$125M CREDIT TO FUEL GUESS RETAIL GROWTH
Byline: Thomas Cunningham
NEW YORK — To help fund its retail expansion — including its first children’s stores — Guess Inc. has arranged a new $125 million revolving credit facility.
The facility, as yet unused by Guess, was arranged through a syndication led by Chase Manhattan Corp. and expires Oct. 31, 2002, the company said. The financing is not entirely unexpected, since Paul Marciano, Guess co-chairman, co-chief executive and president, told WWD in October that increasing its store base would be a big priority in the coming months.
Guess, which has 159 stores, plans to open 60 units in 2000 and 90 more the next year, said Brian L. Fleming, executive vice president and chief financial officer. One of the biggest growth areas is projected to be the Guess children’s stores. The first store is scheduled to open mid-2000, and Guess plans to have 10 such units by the end of 2000 and 40 by the end of 2001, Fleming said.
Next year, Guess also plans to add 35 full-price stores in several formats.
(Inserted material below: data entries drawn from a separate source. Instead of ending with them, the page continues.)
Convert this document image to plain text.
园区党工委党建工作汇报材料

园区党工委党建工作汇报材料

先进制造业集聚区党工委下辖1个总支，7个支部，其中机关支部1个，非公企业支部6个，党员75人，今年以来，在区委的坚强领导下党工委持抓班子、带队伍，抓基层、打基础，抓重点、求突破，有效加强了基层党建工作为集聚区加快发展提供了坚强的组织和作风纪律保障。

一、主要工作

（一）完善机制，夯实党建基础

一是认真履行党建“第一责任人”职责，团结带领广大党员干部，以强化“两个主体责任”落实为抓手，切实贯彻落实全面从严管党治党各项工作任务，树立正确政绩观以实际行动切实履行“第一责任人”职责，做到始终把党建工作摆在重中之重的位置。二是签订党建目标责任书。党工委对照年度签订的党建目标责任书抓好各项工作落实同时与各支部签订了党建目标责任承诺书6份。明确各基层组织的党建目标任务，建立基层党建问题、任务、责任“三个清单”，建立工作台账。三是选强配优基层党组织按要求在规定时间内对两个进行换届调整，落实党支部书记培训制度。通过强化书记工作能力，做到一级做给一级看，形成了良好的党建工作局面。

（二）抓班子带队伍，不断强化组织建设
They include units at top malls; street stores in shopping districts, like its store on the Third Street Promenade in Santa Monica, Calif., and flagship stores like the ones scheduled to open on Chicago’s Michigan Avenue and another planned for the Union Square area of San Francisco later next year, Fleming said.
Maurice Marciano, Guess co-chairman and co-chief executive, told WWD in October that his wish list included New York flagships for Third Avenue, Fifth Avenue and the Flatiron district and another store in SoHo. In 2000, Guess will also add 10 factory outlets to the 54 it now operates and add 15 stores to its 13-unit Canadian operation, according to Fleming.
Guess, which reported a 92.3 percent profit gain in its most recently completed quarter, plans to pay for the stores mainly with its own cash, Fleming said.
“The revolver will have borrowings on a seasonal basis and as we ramp up the construction efforts, but in the long run, we expect the new store investments to be funded through internally generated funds from operations,” he said.
Guess’s retail stores, which were a drag on the company’s results in prior years, have been much improved recently. For its second quarter ended in September, Guess’s same-store sales climbed 21 percent at its full-price stores, 21.8 percent at its outlets and 31 percent in Canada.
Guess also said Monday it bought back $12 million of its 9 1/2 percent subordinated notes as part of an ongoing plan to reduce its long-term debt. Guess, which issued $130 million of the notes in 1993, now has $79.6 million of the notes outstanding. The company will continue to buy back the notes from time to time, Fleming said.
Guess shares gained 3/16 to close at 17 5/16 on the New York Stock Exchange Monday.